Через пару часов я буду на площади. Там, где позавчера взорвали памятник Дикому в желтом худи. Как я хотел бы изобрести свою лесенку, лестницу в небеса – в тексте или в жизни. Но я не он. И не похож.
Я похож на лохматого сеттера, нервного, что-то ищущего. Поджарый – так сказала Инга в электричке. Мы ехали на кладбище. Долго ехали на окраину, чтобы увидеть несколько свежих могил, выкопанных в ряд.
Я ни о чем не спрашивал. Из их пинг-понга шепотом понял, что это захоронение группы, которую собирал у себя Княжев. Старик, ученик Бродского, традиционалист. Тихий говорил ему весной обо мне, но я тогда к ним не поехал – стихи Княжева мне не зашли. Не поверил в него. Отдал должное, но не поверил! Не поехал, хотя мне дали адрес и сообщили время! Жалею об этом. Если бы я поехал, во время зачистки я был бы с ними – наверное, поэтому Дарт и Тихий и взяли меня на кладбище, помянуть тех и прибрать могилы. Старик, сказали они, умер сразу – обширный инфаркт. Остальных взяли. Оказавших сопротивление расстреливали на месте.
Мы ехали с бумажными цветами, которые накрутили из оберточной бумаги, оставшейся от какого-то глупого праздника. Сырье подбросил Тихий – он иногда подрабатывает клоуном в детском клубе. Мы приехали рано и бродили там весь день. Я разглядывал фанерные стенды, заменившие стелы. Я искал и боялся увидеть одну фанерку… С именем девушки в очках (у Тихого была слепая фотография: княжевцы пьют за дощатым столом чай с баранками, эта девушка разливает).
Дарт сказал: это библиотекарша. Работала неподалеку, в клубе железнодорожников.

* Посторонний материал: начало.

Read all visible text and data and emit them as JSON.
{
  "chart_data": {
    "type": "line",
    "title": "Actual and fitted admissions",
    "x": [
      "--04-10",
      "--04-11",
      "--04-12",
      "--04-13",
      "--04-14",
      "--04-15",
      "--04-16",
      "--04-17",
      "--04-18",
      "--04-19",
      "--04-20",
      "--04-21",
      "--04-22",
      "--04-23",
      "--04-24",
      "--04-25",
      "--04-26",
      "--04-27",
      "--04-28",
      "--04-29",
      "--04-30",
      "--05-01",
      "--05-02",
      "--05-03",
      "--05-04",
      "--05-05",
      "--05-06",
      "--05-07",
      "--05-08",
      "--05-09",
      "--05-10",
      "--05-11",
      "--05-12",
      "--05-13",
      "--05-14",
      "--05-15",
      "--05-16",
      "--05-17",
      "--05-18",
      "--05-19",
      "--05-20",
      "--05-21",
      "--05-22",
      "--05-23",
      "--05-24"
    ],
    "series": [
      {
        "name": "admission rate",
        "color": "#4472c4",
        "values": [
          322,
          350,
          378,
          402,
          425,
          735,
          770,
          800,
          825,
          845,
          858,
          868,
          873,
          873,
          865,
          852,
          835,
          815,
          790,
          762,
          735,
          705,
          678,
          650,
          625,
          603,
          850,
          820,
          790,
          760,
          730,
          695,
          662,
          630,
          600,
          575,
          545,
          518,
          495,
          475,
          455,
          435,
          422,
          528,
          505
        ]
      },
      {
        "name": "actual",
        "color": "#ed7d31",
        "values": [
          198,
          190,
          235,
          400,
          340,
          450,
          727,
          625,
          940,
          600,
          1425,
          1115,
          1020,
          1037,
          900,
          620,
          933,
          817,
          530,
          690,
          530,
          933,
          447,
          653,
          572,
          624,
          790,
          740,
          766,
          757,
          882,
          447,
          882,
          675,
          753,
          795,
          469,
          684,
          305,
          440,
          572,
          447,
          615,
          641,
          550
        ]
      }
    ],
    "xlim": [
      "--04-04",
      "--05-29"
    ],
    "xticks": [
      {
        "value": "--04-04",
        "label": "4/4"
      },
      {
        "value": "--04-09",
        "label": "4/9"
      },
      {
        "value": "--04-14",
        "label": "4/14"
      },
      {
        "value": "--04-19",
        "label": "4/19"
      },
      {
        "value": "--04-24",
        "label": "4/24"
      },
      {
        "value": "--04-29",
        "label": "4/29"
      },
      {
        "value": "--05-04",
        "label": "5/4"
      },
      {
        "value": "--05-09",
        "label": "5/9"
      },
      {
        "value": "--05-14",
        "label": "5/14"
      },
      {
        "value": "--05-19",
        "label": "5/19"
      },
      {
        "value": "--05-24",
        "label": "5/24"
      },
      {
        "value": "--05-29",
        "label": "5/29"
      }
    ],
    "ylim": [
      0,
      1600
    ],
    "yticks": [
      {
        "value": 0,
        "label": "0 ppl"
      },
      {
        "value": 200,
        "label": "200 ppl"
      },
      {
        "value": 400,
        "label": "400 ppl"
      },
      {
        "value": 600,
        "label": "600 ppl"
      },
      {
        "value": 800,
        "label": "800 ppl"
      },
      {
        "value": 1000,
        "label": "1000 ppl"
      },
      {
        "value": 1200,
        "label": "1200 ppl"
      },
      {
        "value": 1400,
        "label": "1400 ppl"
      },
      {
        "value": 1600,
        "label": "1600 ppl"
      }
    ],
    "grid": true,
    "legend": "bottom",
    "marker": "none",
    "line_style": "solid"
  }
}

Сказал: выдавала проверенным людям книги французских сюрреалистов. Откуда они были у нее? Кто привез их? Как мне их найти? Читала наизусть аполлинеровскую «Зону». В оригинале. Вот какие люди были там! Я чувствовал себя последним подонком. «Зону»! Я только слышал об этом, только две цитаты в сборнике рассказов нашел, но и этого оказалось достаточно, чтобы почувствовать удар чешуйчатым хвостом. Скользнувшим хвостом чуда. Такое невозможно забыть. Я искал этот текст целиком, но никто мне не мог его дать. А она превратилась в него. Некрасивая, нежная… Нежное лицо за толстенными линзами. Как бы я сейчас хотел заговорить с ней!